In my view the majority confuses a deemed widow’s right to retain payments rightfully received until a legal widow *1279makes a claim, as provided in 42 U.S.C. § 416(h)(1)(B), with whether a claimant meets the basic conditions for rightfully receiving such payments as a deemed widow. Only if there have been no payments to the legal widow may the Secretary rightfully make payments upon application of another. It is not enough to meet the personal conditions of a deemed widow to establish one’s entitlement.
The express provisions of the statute are not, to me, illogical and unintended, but carefully crafted. If the legal widow has received payments, there can, by definition, be no deemed widow. Thus, Congress expressly denied the sequence of payments to a legal widow and then to what the majority wrongfully denominates a “deemed” widow. A deemed widow can exist only if no payment has been made to a legal widow. The trial court accepted that view of the agency, and I see no basis for reversal.

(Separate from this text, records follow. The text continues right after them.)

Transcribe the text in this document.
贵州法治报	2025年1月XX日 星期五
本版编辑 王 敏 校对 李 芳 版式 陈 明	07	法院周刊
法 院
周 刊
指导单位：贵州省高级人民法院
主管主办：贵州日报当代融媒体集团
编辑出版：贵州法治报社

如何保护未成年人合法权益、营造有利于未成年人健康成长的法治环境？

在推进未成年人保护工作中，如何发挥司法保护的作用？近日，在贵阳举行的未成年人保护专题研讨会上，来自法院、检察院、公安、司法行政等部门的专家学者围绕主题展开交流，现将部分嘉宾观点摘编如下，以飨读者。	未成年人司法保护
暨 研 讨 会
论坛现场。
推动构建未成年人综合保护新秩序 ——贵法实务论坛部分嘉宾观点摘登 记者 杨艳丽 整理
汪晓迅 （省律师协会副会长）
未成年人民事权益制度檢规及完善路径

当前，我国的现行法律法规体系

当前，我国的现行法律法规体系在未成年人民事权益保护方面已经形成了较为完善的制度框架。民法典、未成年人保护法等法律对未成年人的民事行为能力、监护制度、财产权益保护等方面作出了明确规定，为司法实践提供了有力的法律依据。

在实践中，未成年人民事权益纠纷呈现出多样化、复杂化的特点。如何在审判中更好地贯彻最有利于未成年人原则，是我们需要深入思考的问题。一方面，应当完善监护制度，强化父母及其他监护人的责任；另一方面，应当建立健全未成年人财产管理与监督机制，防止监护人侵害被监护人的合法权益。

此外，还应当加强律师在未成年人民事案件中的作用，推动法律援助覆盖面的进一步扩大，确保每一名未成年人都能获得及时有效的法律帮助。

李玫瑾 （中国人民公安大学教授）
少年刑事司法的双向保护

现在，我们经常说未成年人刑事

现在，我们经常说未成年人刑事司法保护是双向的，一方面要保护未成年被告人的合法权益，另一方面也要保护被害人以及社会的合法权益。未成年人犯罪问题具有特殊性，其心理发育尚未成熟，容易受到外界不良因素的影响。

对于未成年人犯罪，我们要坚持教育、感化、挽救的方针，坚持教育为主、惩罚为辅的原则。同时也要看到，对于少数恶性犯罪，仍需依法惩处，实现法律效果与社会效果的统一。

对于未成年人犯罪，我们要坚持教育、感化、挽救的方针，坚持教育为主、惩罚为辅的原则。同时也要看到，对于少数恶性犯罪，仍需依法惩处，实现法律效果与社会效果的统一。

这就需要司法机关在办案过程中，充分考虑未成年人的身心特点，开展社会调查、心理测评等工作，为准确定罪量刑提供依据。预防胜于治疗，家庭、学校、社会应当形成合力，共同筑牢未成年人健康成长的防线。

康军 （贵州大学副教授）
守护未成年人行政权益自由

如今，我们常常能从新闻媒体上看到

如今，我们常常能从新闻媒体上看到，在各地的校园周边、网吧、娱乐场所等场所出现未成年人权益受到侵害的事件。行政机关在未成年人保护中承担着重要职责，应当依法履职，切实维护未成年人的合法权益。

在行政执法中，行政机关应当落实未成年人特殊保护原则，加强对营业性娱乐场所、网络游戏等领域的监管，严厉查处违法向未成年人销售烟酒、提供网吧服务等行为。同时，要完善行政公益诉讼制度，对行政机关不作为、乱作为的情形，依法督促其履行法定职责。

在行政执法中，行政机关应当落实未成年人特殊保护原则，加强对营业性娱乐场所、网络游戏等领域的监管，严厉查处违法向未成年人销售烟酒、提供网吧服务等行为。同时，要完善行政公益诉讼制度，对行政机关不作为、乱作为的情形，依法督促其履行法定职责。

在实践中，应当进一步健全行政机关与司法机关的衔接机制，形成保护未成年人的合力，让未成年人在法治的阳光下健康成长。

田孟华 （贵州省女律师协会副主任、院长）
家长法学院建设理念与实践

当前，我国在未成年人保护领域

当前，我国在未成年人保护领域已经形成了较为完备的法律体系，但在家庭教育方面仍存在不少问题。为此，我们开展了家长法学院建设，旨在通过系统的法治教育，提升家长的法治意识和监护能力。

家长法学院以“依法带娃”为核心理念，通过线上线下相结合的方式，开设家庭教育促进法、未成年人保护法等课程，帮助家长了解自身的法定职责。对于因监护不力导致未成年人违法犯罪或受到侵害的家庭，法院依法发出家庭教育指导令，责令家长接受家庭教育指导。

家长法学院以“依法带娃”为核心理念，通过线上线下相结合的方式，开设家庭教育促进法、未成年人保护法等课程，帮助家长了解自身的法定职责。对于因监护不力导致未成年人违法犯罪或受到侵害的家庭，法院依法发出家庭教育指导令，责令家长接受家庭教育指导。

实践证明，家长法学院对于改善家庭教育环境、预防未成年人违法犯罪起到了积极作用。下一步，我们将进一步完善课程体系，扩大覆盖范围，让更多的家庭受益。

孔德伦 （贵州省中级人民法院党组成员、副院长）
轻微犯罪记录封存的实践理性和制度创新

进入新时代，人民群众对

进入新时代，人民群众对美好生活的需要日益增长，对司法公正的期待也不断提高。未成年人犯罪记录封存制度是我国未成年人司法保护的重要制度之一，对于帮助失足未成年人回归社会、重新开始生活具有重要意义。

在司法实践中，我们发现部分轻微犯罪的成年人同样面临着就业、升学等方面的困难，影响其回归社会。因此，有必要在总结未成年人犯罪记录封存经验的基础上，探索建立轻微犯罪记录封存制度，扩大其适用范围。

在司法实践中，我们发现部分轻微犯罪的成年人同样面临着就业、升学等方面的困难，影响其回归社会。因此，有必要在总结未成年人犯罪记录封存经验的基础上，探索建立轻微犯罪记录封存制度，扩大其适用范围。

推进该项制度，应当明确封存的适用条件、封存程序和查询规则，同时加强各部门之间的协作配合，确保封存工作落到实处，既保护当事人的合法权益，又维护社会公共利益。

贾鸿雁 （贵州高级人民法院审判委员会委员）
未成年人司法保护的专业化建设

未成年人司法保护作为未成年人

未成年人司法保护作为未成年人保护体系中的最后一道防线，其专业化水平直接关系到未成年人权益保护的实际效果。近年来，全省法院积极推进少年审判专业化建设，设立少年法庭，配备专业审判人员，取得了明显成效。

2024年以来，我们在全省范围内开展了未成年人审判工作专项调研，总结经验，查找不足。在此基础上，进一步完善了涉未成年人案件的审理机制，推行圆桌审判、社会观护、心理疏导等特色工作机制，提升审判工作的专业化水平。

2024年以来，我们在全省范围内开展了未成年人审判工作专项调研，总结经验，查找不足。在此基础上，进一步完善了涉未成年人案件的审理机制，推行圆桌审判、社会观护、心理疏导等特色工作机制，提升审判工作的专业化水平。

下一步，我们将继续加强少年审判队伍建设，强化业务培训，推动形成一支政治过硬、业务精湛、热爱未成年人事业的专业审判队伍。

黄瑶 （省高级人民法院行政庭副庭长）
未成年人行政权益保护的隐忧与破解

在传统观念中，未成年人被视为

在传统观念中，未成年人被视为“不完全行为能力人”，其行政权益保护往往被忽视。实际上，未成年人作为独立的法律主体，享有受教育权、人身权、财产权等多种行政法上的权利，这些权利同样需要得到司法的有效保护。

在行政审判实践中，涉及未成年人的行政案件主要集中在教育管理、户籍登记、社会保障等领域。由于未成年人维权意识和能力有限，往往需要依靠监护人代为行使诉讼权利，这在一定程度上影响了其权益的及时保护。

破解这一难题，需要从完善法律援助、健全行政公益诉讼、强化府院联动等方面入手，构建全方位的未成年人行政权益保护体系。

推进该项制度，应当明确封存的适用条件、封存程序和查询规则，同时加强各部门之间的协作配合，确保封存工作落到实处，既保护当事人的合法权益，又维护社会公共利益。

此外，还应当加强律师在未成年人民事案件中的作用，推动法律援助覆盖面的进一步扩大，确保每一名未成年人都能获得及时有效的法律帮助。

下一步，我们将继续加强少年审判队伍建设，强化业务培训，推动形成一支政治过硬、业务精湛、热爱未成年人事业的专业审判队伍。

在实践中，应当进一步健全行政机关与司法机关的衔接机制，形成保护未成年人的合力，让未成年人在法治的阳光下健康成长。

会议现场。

In reaching the conclusion that affirmance is required, I have also considered the equities in this case. The claimant here is eligible for benefits on the record of former husbands, Paul Colson and Louis Jenkins. Thus, this case has none of the equities facing the court in Rosenberg v. Richardson, 538 F.2d 487 (2nd Cir.1976), which led that court to apportion benefits between two claimants.
One point that did trouble me is the following statement in Judge McKay’s dissent in Martin v. Harris, 653 F.2d at 436:
In addition to her other interpretations of the statute, the Secretary construed the statute at oral argument to allow the “deemed widow” to receive the benefit as soon as the “legal widow” dies. (Emphasis added.)
I agree with Judge McKay that it would be unjustifiable to ignore a benefit received by a legal widow in one instance and not the other. However, that point was not raised by the claimant here who is represented by able counsel and is not discussed in any of the other opinions dealing with deemed widows’ rights. Nor does it appear in the regulations. I can only conclude it was a misstatement at oral argument by counsel in Martin or possibly was misinterpreted.

. Moreover, even as an “alternative" holding, Woodson is limited by the fact that the valid widow in Woodson had remarried. That fact distinguishes that case, if necessary, from the present one. The valid widow here has not remarried. Thus, resolution of the present case on the basis of the “alternative" holding of Woodson represents an extension of that holding, not merely its application.